1.3.2 Tympanic Membrane Perforations
There is no universally accepted scheme to classify tympanic membrane perforations. Perforations of the pars tensa may be considered central or marginal depending on location relative to the annulus. At times, perforations are also described based on size (pinpoint, subtotal). Perforations of the tympanic membrane can also be considered acute or chronic in nature. An acute perforation is most commonly the result of a bout of AOM. The natural history of an acute perforation can follow several paths. The perforation can heal spontaneously, the inflammation of the middle ear can resolve with the perforation failing to close and become a chronic perforation, or the perforation can be associated with ongoing middle ear infection with otorrhea. When perforation and infection are present for at least 3 months, an ear may be classified as having chronic suppurative otitis media.29
1.3.3 Chronic Suppurative Otitis Media
Chronic suppurative otitis media has been informally subtyped according to several unofficial indicators. Infection, for example, may be regarded as active, intermittent, or quiescent depending on the frequency and duration of otorrhea.30 A further division can also be made between a cholesteatomatous and non-cholesteatomatous chronic ear. Lastly, some surgeons have also classified COM as being predominantly tubotympanic (▶ Fig. 1.1), atticoantral (▶ Fig. 1.2), or mixed (▶ Fig. 1.3) in subtype. Tubotympanic chronic otitis media tends to be typified by disease of the pars tensa and mesotympanum, whereas atticoantral disease primarily involves the pars flaccida and epitympanum; however, this terminology is admittedly ambiguous and of uncertain utility.

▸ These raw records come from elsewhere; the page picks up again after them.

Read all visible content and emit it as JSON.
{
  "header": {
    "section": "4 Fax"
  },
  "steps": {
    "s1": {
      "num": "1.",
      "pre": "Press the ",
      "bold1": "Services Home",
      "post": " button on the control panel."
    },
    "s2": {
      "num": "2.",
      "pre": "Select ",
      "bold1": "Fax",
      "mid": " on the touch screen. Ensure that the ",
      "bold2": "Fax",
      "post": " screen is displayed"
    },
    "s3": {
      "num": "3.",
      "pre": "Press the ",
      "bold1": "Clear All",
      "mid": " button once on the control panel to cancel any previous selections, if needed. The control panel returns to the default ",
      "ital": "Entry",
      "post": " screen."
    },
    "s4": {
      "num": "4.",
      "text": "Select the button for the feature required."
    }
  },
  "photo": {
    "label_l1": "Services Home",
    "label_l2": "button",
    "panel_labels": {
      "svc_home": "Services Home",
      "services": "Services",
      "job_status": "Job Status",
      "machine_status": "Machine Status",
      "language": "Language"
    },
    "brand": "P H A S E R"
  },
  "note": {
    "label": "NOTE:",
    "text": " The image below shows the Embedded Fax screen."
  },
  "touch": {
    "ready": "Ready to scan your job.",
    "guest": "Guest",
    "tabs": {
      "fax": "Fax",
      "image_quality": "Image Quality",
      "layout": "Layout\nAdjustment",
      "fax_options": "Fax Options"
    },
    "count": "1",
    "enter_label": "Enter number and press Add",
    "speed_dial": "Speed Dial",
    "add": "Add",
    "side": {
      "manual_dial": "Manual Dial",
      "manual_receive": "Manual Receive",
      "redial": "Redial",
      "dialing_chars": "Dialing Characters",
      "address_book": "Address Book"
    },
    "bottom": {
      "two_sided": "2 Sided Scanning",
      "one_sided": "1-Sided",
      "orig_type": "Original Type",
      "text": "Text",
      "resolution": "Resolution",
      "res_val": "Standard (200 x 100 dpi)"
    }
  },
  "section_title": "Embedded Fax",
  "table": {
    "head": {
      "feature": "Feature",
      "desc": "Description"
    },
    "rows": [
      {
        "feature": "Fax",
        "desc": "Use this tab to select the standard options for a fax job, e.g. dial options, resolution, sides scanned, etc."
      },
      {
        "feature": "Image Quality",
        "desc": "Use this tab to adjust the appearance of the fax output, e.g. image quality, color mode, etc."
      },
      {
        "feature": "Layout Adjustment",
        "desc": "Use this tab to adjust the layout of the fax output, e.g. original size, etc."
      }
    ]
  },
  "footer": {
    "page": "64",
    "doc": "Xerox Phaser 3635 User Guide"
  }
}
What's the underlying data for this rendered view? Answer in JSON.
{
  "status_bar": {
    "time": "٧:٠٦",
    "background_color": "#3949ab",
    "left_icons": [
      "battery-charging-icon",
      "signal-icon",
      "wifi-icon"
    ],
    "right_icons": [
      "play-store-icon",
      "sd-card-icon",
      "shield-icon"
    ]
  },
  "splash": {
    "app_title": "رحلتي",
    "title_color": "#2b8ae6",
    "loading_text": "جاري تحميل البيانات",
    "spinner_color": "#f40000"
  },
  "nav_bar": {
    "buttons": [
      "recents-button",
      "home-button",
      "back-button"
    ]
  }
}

Fig. 1.1 Early tympanic membrane collapse invoving the pars tensa (Black Stage I). Limited posterior retraction into the mesotympanum and diffuse myringosclerosis are present. The pars flaccida is not involved. Pars tensa collapse such as this may progress to pars tensa cholesteatoma that originates within the posterior mesotympanum, having early involvement of the retrotympanum, most notably the sinus tympani. This collapse is commonly associated with ongoing Eustachian tube dysfunction.